O panorama é ainda mais desafiador, dado o avanço de tecnologias de Inteligência Artificial em diferentes setores da vida social e nas dinâmicas laborais. Uma pesquisa da Organização Internacional do Trabalho (OIT) apontou que 37% dos postos de trabalho no Brasil estão expostos à inteligência artificial generativa. Considerando os países da América Latina e do Caribe, o percentual do Brasil é inferior apenas ao da Costa Rica. São trabalhadores e trabalhadoras que podem, portanto, passar por mudanças cruciais nas formas de trabalho. Substituição por robôs, resultando em aumento do desemprego, e submissão a lógicas ainda mais perversas de produtividade estão entre os possíveis efeitos.
Outro aspecto relevante nesta questão tem a ver com o que a professora Fernanda Bruno, da Universidade Federal do Rio de Janeiro, nomeou de “economia psíquica dos algoritmos”. Em seus estudos, Fernanda alerta para o fato dos dados psíquicos e emocionais, a exemplo dos sentimentos de angústia e ansiedade, como narrado acima por Matheus Alves, terem se convertido em ativos valiosos para o modelo de negócio das plataformas digitais.

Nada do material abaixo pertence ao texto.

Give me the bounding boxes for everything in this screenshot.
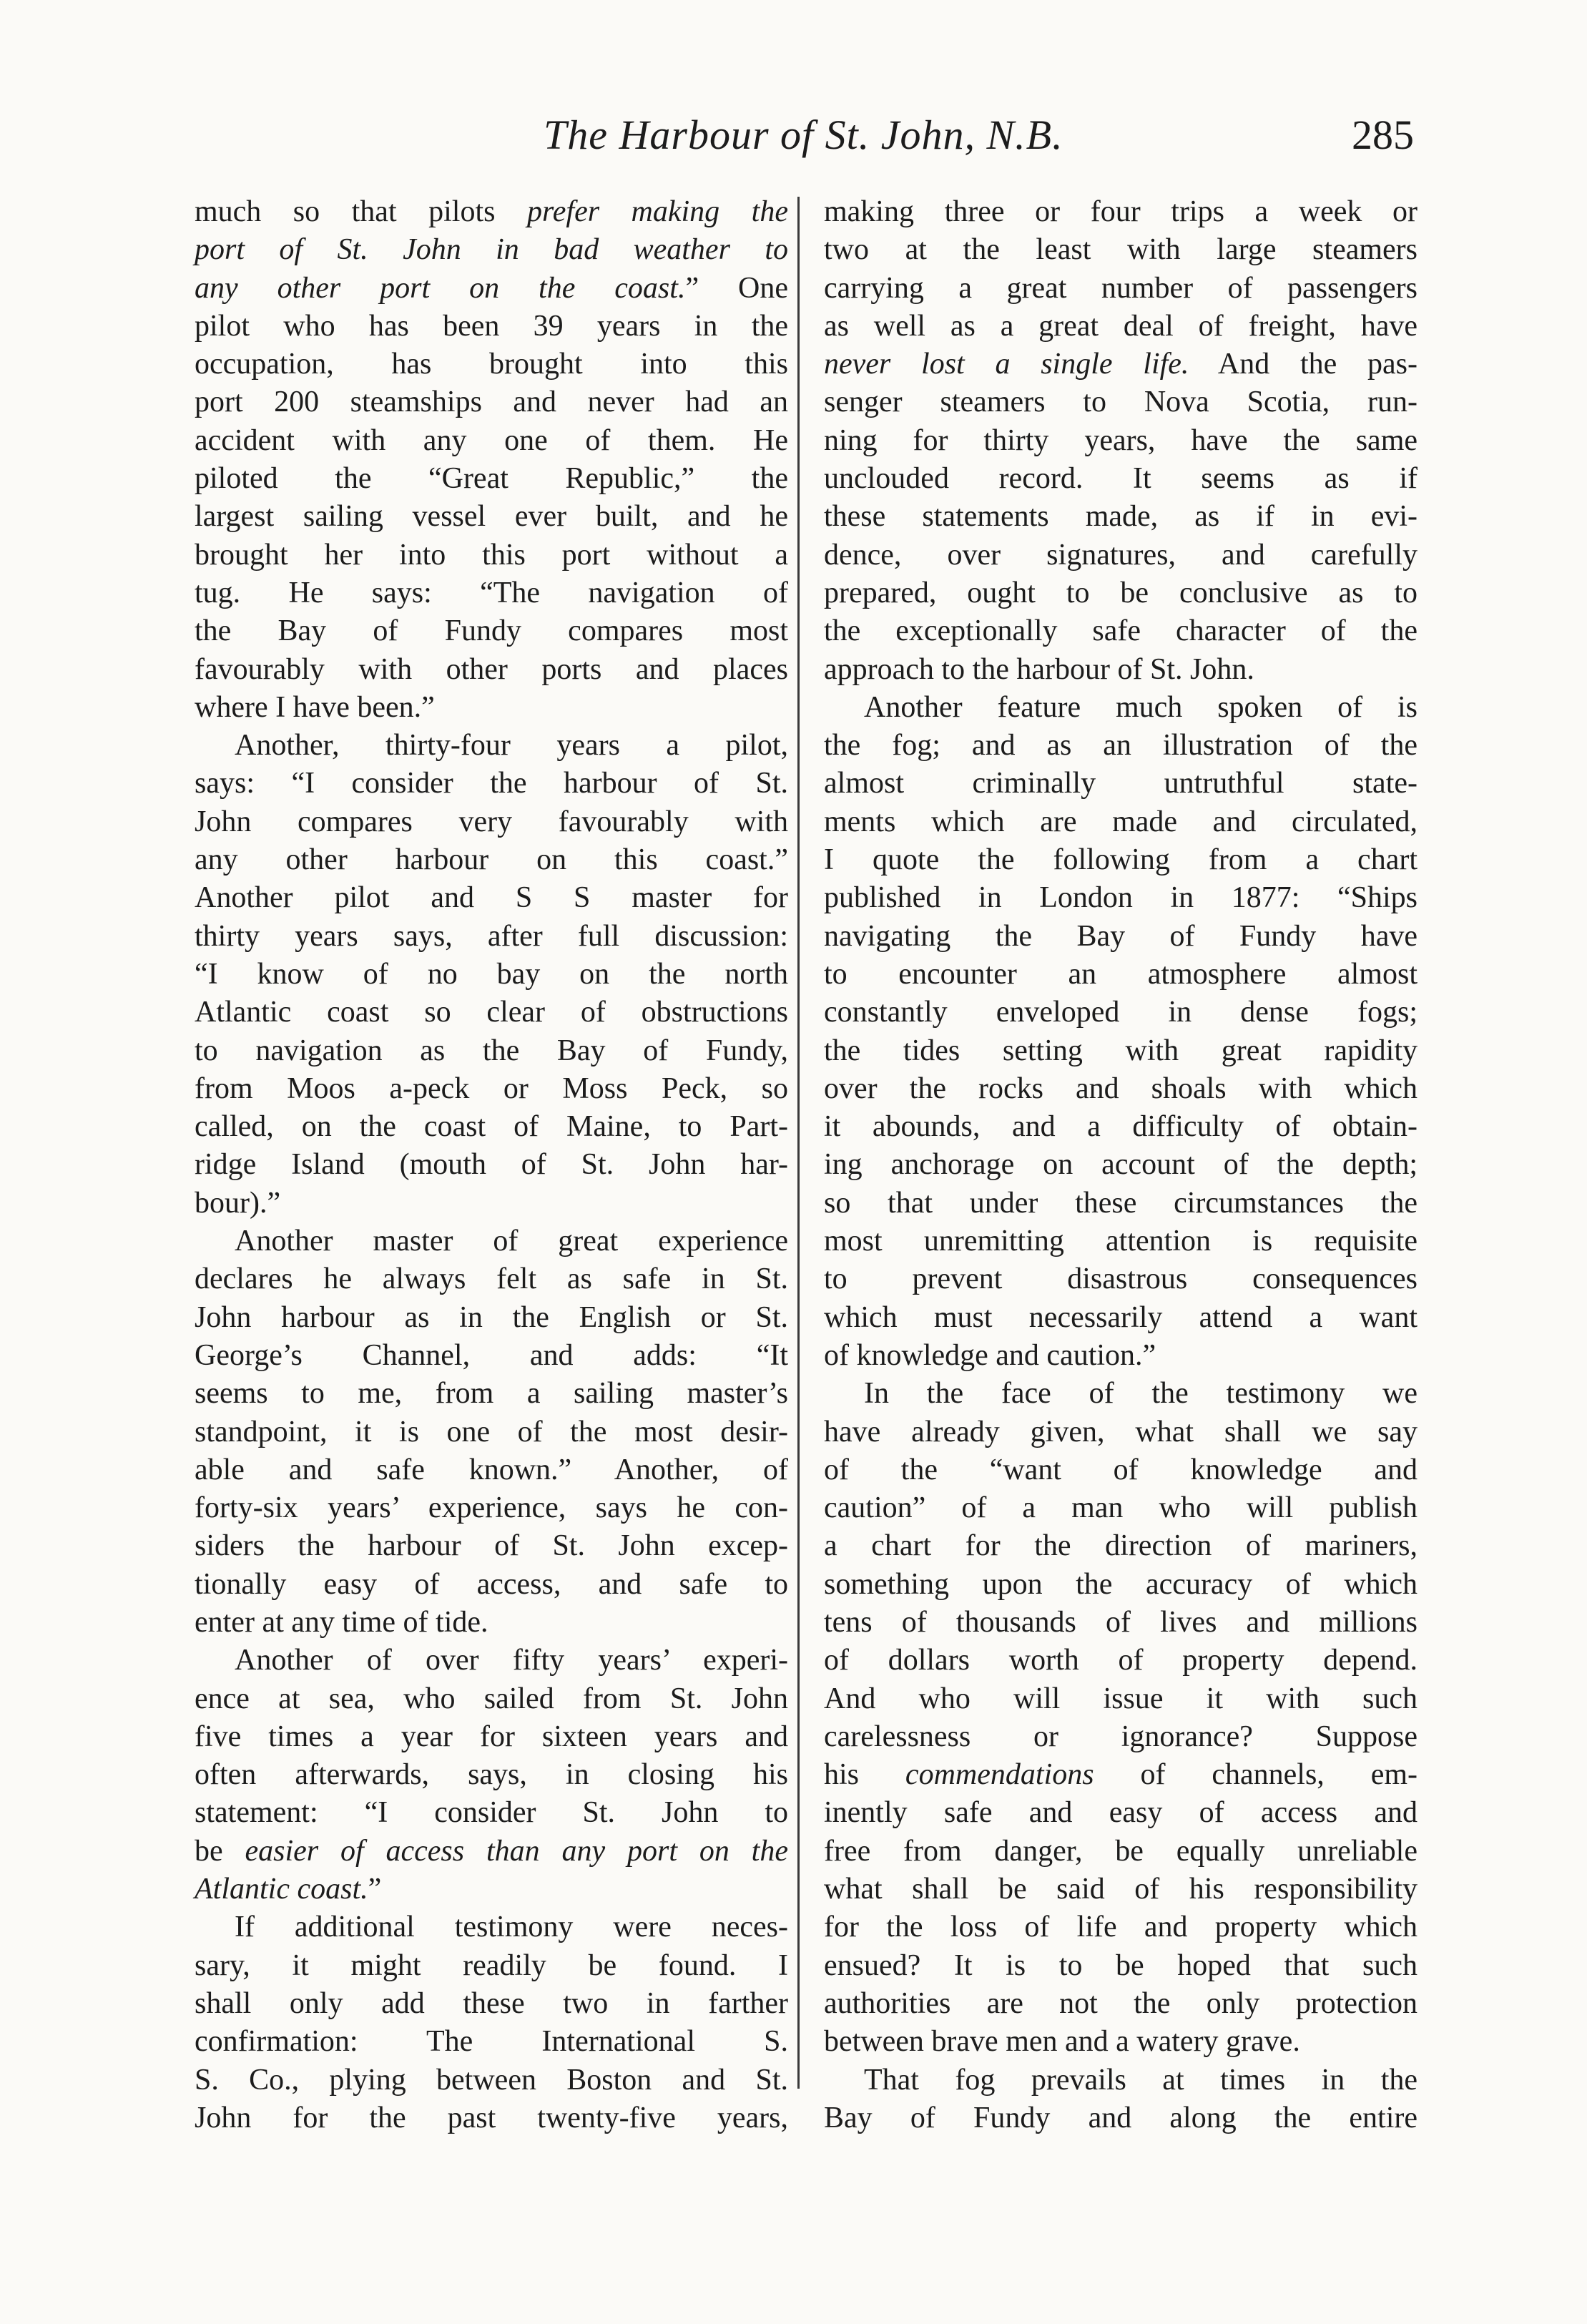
text-run: where I have been.”	[195, 690, 435, 724]
text-line	[824, 1108, 1418, 1146]
text-run: making three or four trips a week or	[824, 195, 1418, 228]
text-run: dence, over signatures, and carefully	[824, 538, 1418, 572]
text-line	[195, 383, 788, 421]
text-run: to encounter an atmosphere almost	[824, 957, 1418, 991]
text-run: pilot who has been 39 years in the	[195, 309, 788, 343]
text-line	[824, 498, 1418, 536]
text-run: navigating the Bay of Fundy have	[824, 919, 1418, 953]
text-run: for the loss of life and property which	[824, 1911, 1418, 1944]
text-line	[195, 994, 788, 1031]
text-run: it abounds, and a difficulty of obtain-	[824, 1110, 1418, 1144]
text-run: Another of over fifty years’ experi-	[235, 1644, 788, 1677]
running-title: The Harbour of St. John, N.B.	[544, 112, 1063, 158]
text-run: called, on the coast of Maine, to Part-	[195, 1110, 788, 1144]
text-line	[824, 1680, 1418, 1718]
text-run: of dollars worth of property depend.	[824, 1644, 1418, 1677]
text-line	[824, 1947, 1418, 1985]
text-run: ments which are made and circulated,	[824, 805, 1418, 838]
text-line	[195, 1642, 788, 1680]
left-column	[195, 193, 788, 2137]
text-line	[195, 460, 788, 498]
running-header	[0, 111, 1587, 161]
text-line	[195, 231, 788, 269]
italic-text: port of St. John in bad weather to	[195, 233, 788, 267]
text-run: over the rocks and shoals with which	[824, 1072, 1418, 1105]
text-line	[195, 1375, 788, 1413]
text-line	[195, 536, 788, 574]
text-line	[195, 1604, 788, 1642]
text-line	[195, 308, 788, 345]
text-run: That fog prevails at times in the	[864, 2063, 1418, 2097]
text-run: statement: “I consider St. John to	[195, 1796, 788, 1830]
text-run: what shall be said of his responsibility	[824, 1873, 1418, 1906]
text-run: authorities are not the only protection	[824, 1986, 1418, 2020]
text-line	[195, 498, 788, 536]
text-line	[824, 1566, 1418, 1604]
text-run: forty-six years’ experience, says he con-	[195, 1491, 788, 1525]
text-run: bour).”	[195, 1186, 281, 1220]
text-run: And who will issue it with such	[824, 1682, 1418, 1715]
text-line	[824, 727, 1418, 765]
text-run: carrying a great number of passengers	[824, 271, 1418, 305]
text-run: siders the harbour of St. John excep-	[195, 1529, 788, 1563]
text-line	[824, 956, 1418, 994]
text-line	[195, 1299, 788, 1337]
text-line	[195, 765, 788, 803]
text-run: unclouded record. It seems as if	[824, 462, 1418, 496]
text-run: something upon the accuracy of which	[824, 1567, 1418, 1601]
text-run: John compares very favourably with	[195, 805, 788, 838]
text-run: If additional testimony were neces-	[235, 1911, 788, 1944]
text-line	[824, 918, 1418, 956]
text-line	[824, 1260, 1418, 1298]
text-line	[824, 1794, 1418, 1832]
text-line	[195, 1947, 788, 1985]
text-run: of channels, em-	[1094, 1758, 1418, 1792]
text-line	[824, 1833, 1418, 1871]
text-run: In the face of the testimony we	[864, 1377, 1418, 1411]
text-run: prepared, ought to be conclusive as to	[824, 576, 1418, 609]
text-line	[195, 1756, 788, 1794]
text-line	[195, 1451, 788, 1489]
text-run: his	[824, 1758, 905, 1792]
text-line	[824, 345, 1418, 383]
text-line	[195, 1871, 788, 1908]
text-line	[824, 879, 1418, 917]
text-run: “I know of no bay on the north	[195, 957, 788, 991]
text-run: the Bay of Fundy compares most	[195, 614, 788, 648]
text-run: Another master of great experience	[235, 1225, 788, 1258]
text-run: declares he always felt as safe in St.	[195, 1262, 788, 1296]
text-run: a chart for the direction of mariners,	[824, 1529, 1418, 1563]
text-line	[195, 1908, 788, 1946]
italic-text: prefer making the	[526, 195, 788, 228]
text-line	[195, 1413, 788, 1451]
text-run: tens of thousands of lives and millions	[824, 1605, 1418, 1639]
text-line	[824, 574, 1418, 612]
text-run: caution” of a man who will publish	[824, 1491, 1418, 1525]
text-run: free from danger, be equally unreliable	[824, 1834, 1418, 1868]
text-line	[195, 841, 788, 879]
text-line	[195, 651, 788, 689]
text-run: as well as a great deal of freight, have	[824, 309, 1418, 343]
text-line	[195, 879, 788, 917]
text-line	[824, 651, 1418, 689]
text-run: shall only add these two in farther	[195, 1986, 788, 2020]
text-line	[195, 612, 788, 650]
text-line	[824, 1451, 1418, 1489]
text-run: five times a year for sixteen years and	[195, 1720, 788, 1753]
italic-text: never lost a single life.	[824, 348, 1189, 381]
text-line	[195, 574, 788, 612]
text-run: published in London in 1877: “Ships	[824, 881, 1418, 915]
text-line	[195, 689, 788, 727]
text-run: able and safe known.” Another, of	[195, 1453, 788, 1486]
text-run: almost criminally untruthful state-	[824, 767, 1418, 800]
text-line	[195, 1337, 788, 1375]
text-run: have already given, what shall we say	[824, 1415, 1418, 1448]
text-run: ing anchorage on account of the depth;	[824, 1148, 1418, 1182]
text-line	[824, 1146, 1418, 1184]
text-line	[824, 1527, 1418, 1565]
text-run: ensued? It is to be hoped that such	[824, 1948, 1418, 1982]
text-line	[824, 1413, 1418, 1451]
text-run: to navigation as the Bay of Fundy,	[195, 1034, 788, 1067]
text-run: ”	[368, 1873, 382, 1906]
text-line	[824, 1375, 1418, 1413]
text-line	[195, 1146, 788, 1184]
text-run: senger steamers to Nova Scotia, run-	[824, 386, 1418, 419]
column-rule	[797, 197, 800, 2089]
text-line	[824, 231, 1418, 269]
text-line	[195, 270, 788, 308]
text-line	[824, 1642, 1418, 1680]
text-line	[824, 193, 1418, 231]
text-run: seems to me, from a sailing master’s	[195, 1377, 788, 1411]
text-line	[195, 193, 788, 231]
text-run: most unremitting attention is requisite	[824, 1225, 1418, 1258]
text-run: the exceptionally safe character of the	[824, 614, 1418, 648]
text-run: standpoint, it is one of the most desir-	[195, 1415, 788, 1448]
text-line	[824, 2099, 1418, 2137]
page-number: 285	[1352, 112, 1414, 158]
text-line	[195, 1222, 788, 1260]
text-run: S. Co., plying between Boston and St.	[195, 2063, 788, 2097]
text-line	[195, 422, 788, 460]
text-run: from Moos a-peck or Moss Peck, so	[195, 1072, 788, 1105]
text-line	[824, 422, 1418, 460]
text-run: enter at any time of tide.	[195, 1605, 488, 1639]
text-line	[195, 1108, 788, 1146]
text-run: so that under these circumstances the	[824, 1186, 1418, 1220]
text-line	[195, 956, 788, 994]
text-line	[824, 383, 1418, 421]
text-run: piloted the “Great Republic,” the	[195, 462, 788, 496]
text-run: ridge Island (mouth of St. John har-	[195, 1148, 788, 1182]
text-line	[824, 1185, 1418, 1222]
text-line	[195, 2023, 788, 2061]
text-run: brought her into this port without a	[195, 538, 788, 572]
text-run: to prevent disastrous consequences	[824, 1262, 1418, 1296]
text-run: two at the least with large steamers	[824, 233, 1418, 267]
text-line	[824, 994, 1418, 1031]
text-run: approach to the harbour of St. John.	[824, 652, 1254, 686]
text-line	[195, 727, 788, 765]
text-run: ning for thirty years, have the same	[824, 423, 1418, 457]
text-line	[824, 612, 1418, 650]
text-line	[195, 1260, 788, 1298]
text-line	[195, 1985, 788, 2023]
text-run: thirty years says, after full discussion:	[195, 919, 788, 953]
text-line	[824, 689, 1418, 727]
text-run: occupation, has brought into this	[195, 348, 788, 381]
text-line	[195, 918, 788, 956]
italic-text: any other port on the coast.	[195, 271, 686, 305]
text-run: favourably with other ports and places	[195, 652, 788, 686]
italic-text: commendations	[905, 1758, 1094, 1792]
text-line	[195, 2099, 788, 2137]
text-run: of knowledge and caution.”	[824, 1338, 1156, 1372]
text-line	[195, 1489, 788, 1527]
text-run: And the pas-	[1189, 348, 1418, 381]
text-run: Another feature much spoken of is	[864, 690, 1418, 724]
right-column	[824, 193, 1418, 2137]
text-line	[195, 1718, 788, 1756]
text-run: the fog; and as an illustration of the	[824, 729, 1418, 763]
text-line	[195, 1566, 788, 1604]
text-line	[824, 1299, 1418, 1337]
text-line	[195, 1070, 788, 1108]
text-line	[195, 345, 788, 383]
text-line	[824, 1604, 1418, 1642]
text-line	[824, 765, 1418, 803]
text-run: George’s Channel, and adds: “It	[195, 1338, 788, 1372]
text-run: tionally easy of access, and safe to	[195, 1567, 788, 1601]
text-run: which must necessarily attend a want	[824, 1300, 1418, 1334]
text-line	[824, 1222, 1418, 1260]
text-run: confirmation: The International S.	[195, 2025, 788, 2059]
text-run: the tides setting with great rapidity	[824, 1034, 1418, 1067]
text-run: says: “I consider the harbour of St.	[195, 767, 788, 800]
text-line	[824, 2061, 1418, 2099]
text-run: I quote the following from a chart	[824, 843, 1418, 877]
text-run: Atlantic coast so clear of obstructions	[195, 996, 788, 1029]
text-run: John harbour as in the English or St.	[195, 1300, 788, 1334]
text-run: John for the past twenty-five years,	[195, 2101, 788, 2134]
text-line	[824, 1908, 1418, 1946]
text-run: ” One	[685, 271, 788, 305]
text-run: port 200 steamships and never had an	[195, 386, 788, 419]
text-run: ence at sea, who sailed from St. John	[195, 1682, 788, 1715]
text-run: constantly enveloped in dense fogs;	[824, 996, 1418, 1029]
text-run: any other harbour on this coast.”	[195, 843, 788, 877]
text-run: tug. He says: “The navigation of	[195, 576, 788, 609]
text-line	[824, 841, 1418, 879]
text-run: accident with any one of them. He	[195, 423, 788, 457]
text-run: Another pilot and S S master for	[195, 881, 788, 915]
text-line	[195, 1032, 788, 1070]
text-line	[824, 1337, 1418, 1375]
text-line	[824, 1871, 1418, 1908]
text-run: sary, it might readily be found. I	[195, 1948, 788, 1982]
text-line	[824, 460, 1418, 498]
text-line	[824, 1032, 1418, 1070]
text-run: between brave men and a watery grave.	[824, 2025, 1300, 2059]
text-line	[195, 1680, 788, 1718]
text-line	[195, 803, 788, 841]
text-run: inently safe and easy of access and	[824, 1796, 1418, 1830]
text-run: of the “want of knowledge and	[824, 1453, 1418, 1486]
text-line	[824, 1756, 1418, 1794]
text-line	[824, 1985, 1418, 2023]
italic-text: easier of access than any port on the	[245, 1834, 788, 1868]
text-line	[824, 2023, 1418, 2061]
text-line	[195, 2061, 788, 2099]
text-line	[824, 1718, 1418, 1756]
text-line	[824, 270, 1418, 308]
text-line	[824, 308, 1418, 345]
text-line	[824, 536, 1418, 574]
text-line	[195, 1794, 788, 1832]
text-run: Another, thirty-four years a pilot,	[235, 729, 788, 763]
text-run: Bay of Fundy and along the entire	[824, 2101, 1418, 2134]
text-line	[195, 1185, 788, 1222]
text-run: largest sailing vessel ever built, and he	[195, 500, 788, 534]
text-line	[824, 803, 1418, 841]
italic-text: Atlantic coast.	[195, 1873, 368, 1906]
text-line	[824, 1489, 1418, 1527]
text-line	[824, 1070, 1418, 1108]
text-run: much so that pilots	[195, 195, 527, 228]
text-run: often afterwards, says, in closing his	[195, 1758, 788, 1792]
text-run: these statements made, as if in evi-	[824, 500, 1418, 534]
text-run: carelessness or ignorance? Suppose	[824, 1720, 1418, 1753]
text-line	[195, 1833, 788, 1871]
text-run: be	[195, 1834, 245, 1868]
text-line	[195, 1527, 788, 1565]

Num mundo do trabalho cada vez mais conformado pela prevalência das tecnologias digitais, a felicidade referida pelo Mercado Livre não chega às famílias dos trabalhadores e trabalhadoras. Ao contrário, o que chegam são adoecimentos psíquicos e emocionais. Assim, o ‘tecnosolucionismo’ – com toda a ideologia que o sustenta e acompanha – revela-se uma falácia, uma estratégia que serve para reforçar a exploração da classe trabalhadora e ocultar as perversidades que seguem vitimando mulheres e homens do nosso país. É por isto que, nos tempos em que vivemos, o debate sobre trabalho é também um debate sobre tecnologias.
Paulo Victor Melo é jornalista, professor e pesquisador de Políticas de Comunicação. Integrante do Intervozes – Coletivo Brasil de Comunicação Social.